An dieser Aussage der Impfexpertin verwundert zweierlei: Zum einen die Gleichsetzung der Aufnahme über Essen mit einer Injektion ins Muskelgewebe. Der Magen-Darm-Trakt ist beim Durchschleusen von giftigen oder unverträglichen Bestandteilen aus der Nahrung ziemlich erfahren und gut gerüstet. Somit bleibt von oral aufgenommenem Aluminium laut Europäischer Behörde für Lebensmittelsicherheit (EFSA) weniger als ein Prozent im Organismus zurück. Eine Impfung wird unter Umgehung des Magen-Darm-Traktes direkt in den Muskel gespritzt. Deshalb werden zunächst einmal 100 Prozent im Körper aufgenommen.

Ob die oben zitierten Annahmen von Priest & Co. überhaupt stimmen, dass Aluminium so rasch von der Injektionsstelle verschwindet und ausgeschieden wird, ist höchst ungewiss. Ich persönlich habe Priest als Lobbyisten kennen gelernt, dem jeder Trick recht ist und traue ihm nicht.

Französische Untersuchungen der Forschergruppe um Romain Gherardi von der Universität Paris zeigten zudem in hunderten Muskel-Biopsien bei Patienten mit MMF (Makrophagische Myofasziitis), dass Aluminium-Depots an der Impfstelle oft noch nach vielen Jahren vorhanden sind. "Im Schnitt lagen die letzten Impfungen bei unseren Patienten 66 Monate zurück", erklärte mir dazu Prof. Gherardi. Es ist also höchst unseriös, oral aufgenommenes Aluminium mit injiziertem Aluminium gleich zu setzen.

 

Babys erhalten eine höhere Alu-Dosis als Erwachsene

Der zweite seltsame Aspekt in der Aussage von Wiedermann-Schmidt ist der Bezug auf Erwachsene. Denn in erster Linie sind es Babys, die ab einem Alter von drei Monaten den Impfprogrammen unterworfen werden. Wie sehr hier die Relationen verschwimmen zeigt der Grenzwert für Aluminium in Impfstoffen, der im Europäischen Arzneibuch für Erwachsene ebenso wie für Kinder mit 1,25 Milligramm pro Dosis angegeben wird. Bei einem Besuch beim Impfarzt bekommt ein drei Monate altes Baby, das die in Österreich üblichen Impfstoffe (Sechsfach- plus Pneumokokken-Impfung) erhält, eine Menge von 1,32 Milligramm Aluminium gespritzt. Wenn dann - wie es von einigen Impfexperten empfohlen wird - auch noch die neue Meningokokken-Impfung dazu verabreicht wird, steigt die Alu-Dosis auf 1,82 Milligramm an.

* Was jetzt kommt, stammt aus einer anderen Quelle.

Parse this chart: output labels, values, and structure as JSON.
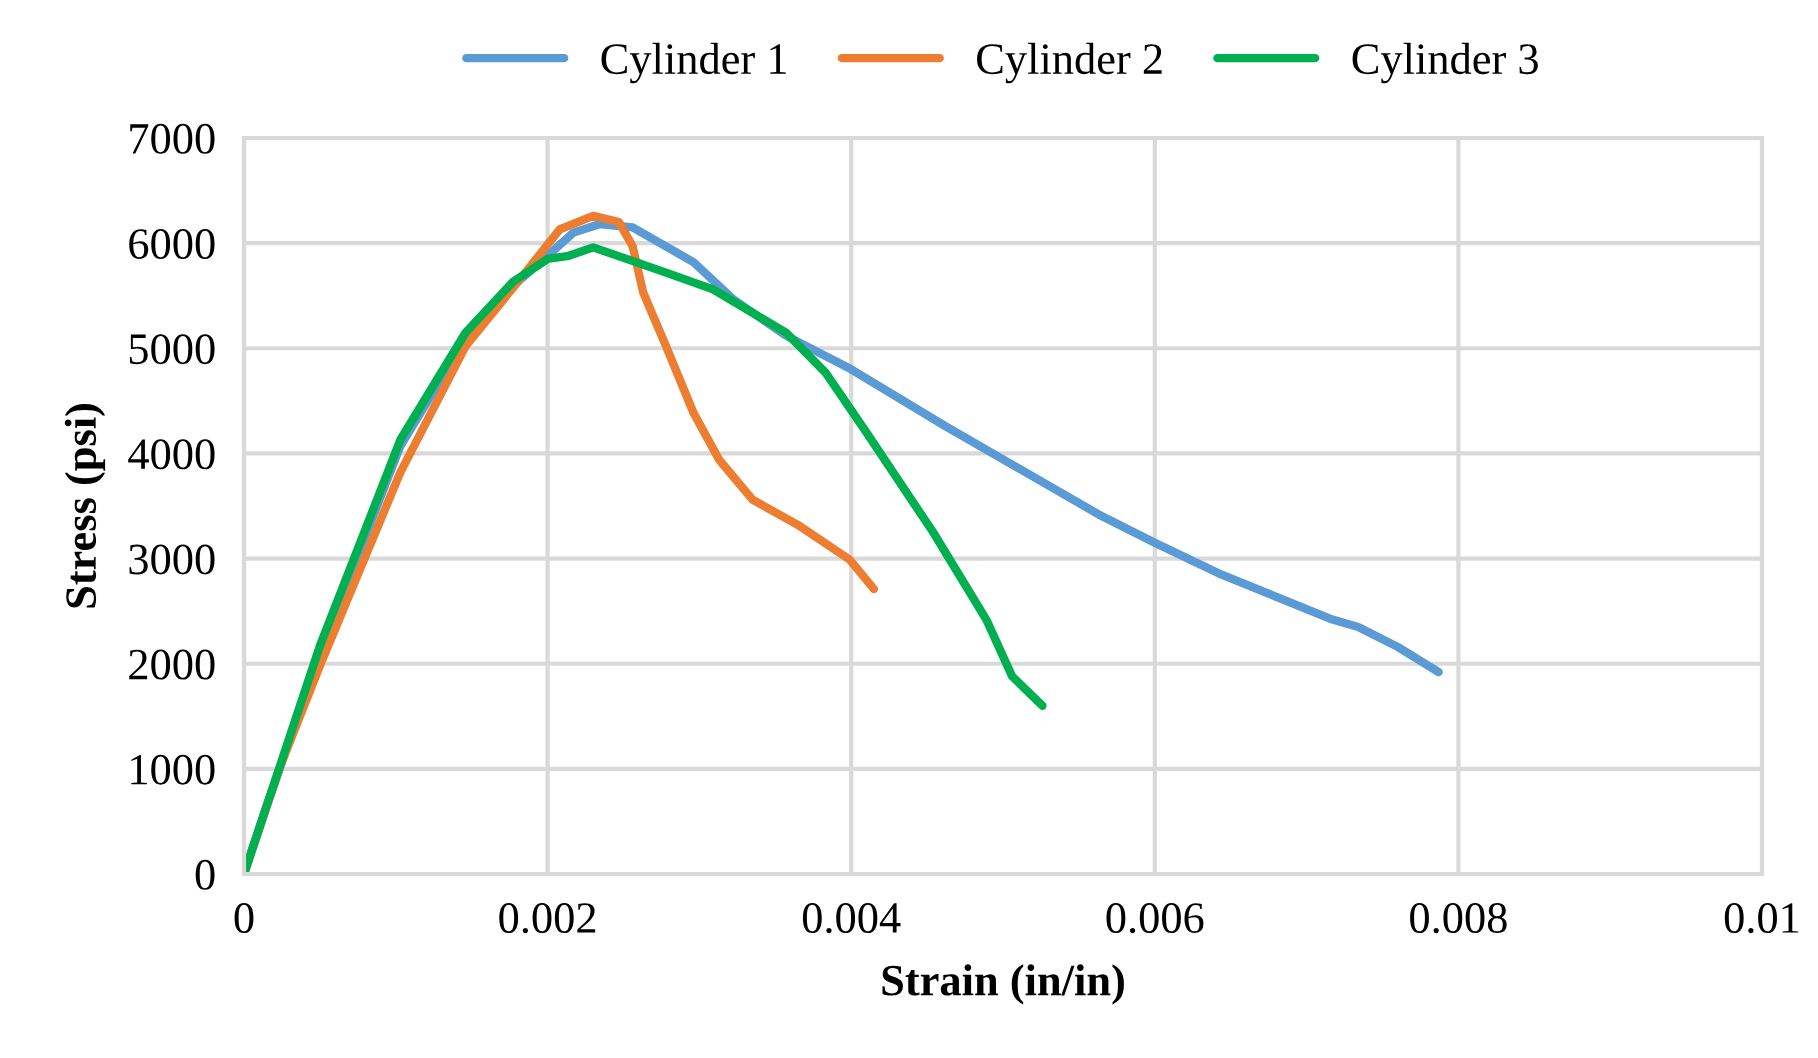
{
  "chart_data": {
    "type": "line",
    "xlabel": "Strain (in/in)",
    "ylabel": "Stress (psi)",
    "xlim": [
      0,
      0.01
    ],
    "xticks": [
      0,
      0.002,
      0.004,
      0.006,
      0.008,
      0.01
    ],
    "ylim": [
      0,
      7000
    ],
    "yticks": [
      0,
      1000,
      2000,
      3000,
      4000,
      5000,
      6000,
      7000
    ],
    "grid": true,
    "legend": "top",
    "marker": "none",
    "line_style": "solid",
    "series": [
      {
        "name": "Cylinder 1",
        "color": "#5b9bd5",
        "x": [
          0,
          0.00015,
          0.0005,
          0.00103,
          0.00146,
          0.00177,
          0.002,
          0.00217,
          0.00234,
          0.00256,
          0.00296,
          0.00322,
          0.00357,
          0.004,
          0.00462,
          0.00563,
          0.006,
          0.00642,
          0.00717,
          0.00734,
          0.0076,
          0.00787
        ],
        "values": [
          0,
          650,
          2100,
          4070,
          5090,
          5590,
          5880,
          6100,
          6180,
          6150,
          5820,
          5470,
          5120,
          4800,
          4260,
          3420,
          3150,
          2860,
          2420,
          2350,
          2160,
          1920
        ]
      },
      {
        "name": "Cylinder 2",
        "color": "#ed7d31",
        "x": [
          0,
          0.00024,
          0.0005,
          0.00103,
          0.00146,
          0.00182,
          0.00208,
          0.0023,
          0.00247,
          0.00256,
          0.00263,
          0.00278,
          0.00296,
          0.00313,
          0.00335,
          0.00366,
          0.00399,
          0.00415
        ],
        "values": [
          0,
          1030,
          1980,
          3820,
          5020,
          5660,
          6130,
          6260,
          6200,
          5970,
          5530,
          5020,
          4390,
          3940,
          3560,
          3310,
          2990,
          2710
        ]
      },
      {
        "name": "Cylinder 3",
        "color": "#00b050",
        "x": [
          0,
          0.00015,
          0.0005,
          0.00103,
          0.00146,
          0.00177,
          0.002,
          0.00214,
          0.0023,
          0.00252,
          0.00278,
          0.00309,
          0.00357,
          0.00383,
          0.0041,
          0.00454,
          0.00489,
          0.00506,
          0.00526
        ],
        "values": [
          0,
          650,
          2170,
          4130,
          5150,
          5630,
          5850,
          5880,
          5960,
          5850,
          5720,
          5560,
          5150,
          4770,
          4200,
          3250,
          2420,
          1880,
          1600
        ]
      }
    ]
  }
}
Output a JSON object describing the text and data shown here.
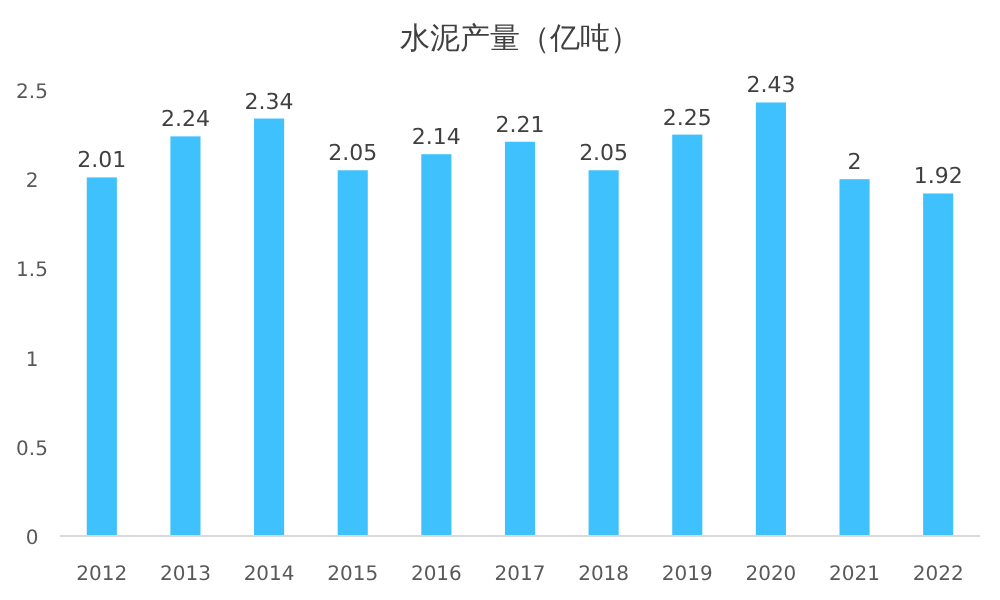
{
  "chart_data": {
    "type": "bar",
    "title": "水泥产量（亿吨）",
    "categories": [
      "2012",
      "2013",
      "2014",
      "2015",
      "2016",
      "2017",
      "2018",
      "2019",
      "2020",
      "2021",
      "2022"
    ],
    "values": [
      2.01,
      2.24,
      2.34,
      2.05,
      2.14,
      2.21,
      2.05,
      2.25,
      2.43,
      2,
      1.92
    ],
    "color": "#3ec1fd",
    "ylim": [
      0,
      2.5
    ],
    "yticks": [
      0,
      0.5,
      1,
      1.5,
      2,
      2.5
    ],
    "grid": false,
    "data_labels": true
  }
}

Niemand von den Impfexperten kommt auf die Idee, diese Vorgaben in Frage zu stellen. Niemand von den Impfexperten kommt auf die Idee, dass es höchste Zeit wäre, die wichtige Frage der Sicherheit und Ausscheidung von Aluminium auf seriöser Basis zu messen - mit deutlich mehr Probanden als einem Menschen und zwei Hasen.

Doch jeder der Impfexperten wundert sich, warum die Impfskepsis in der Bevölkerung ständig wächst.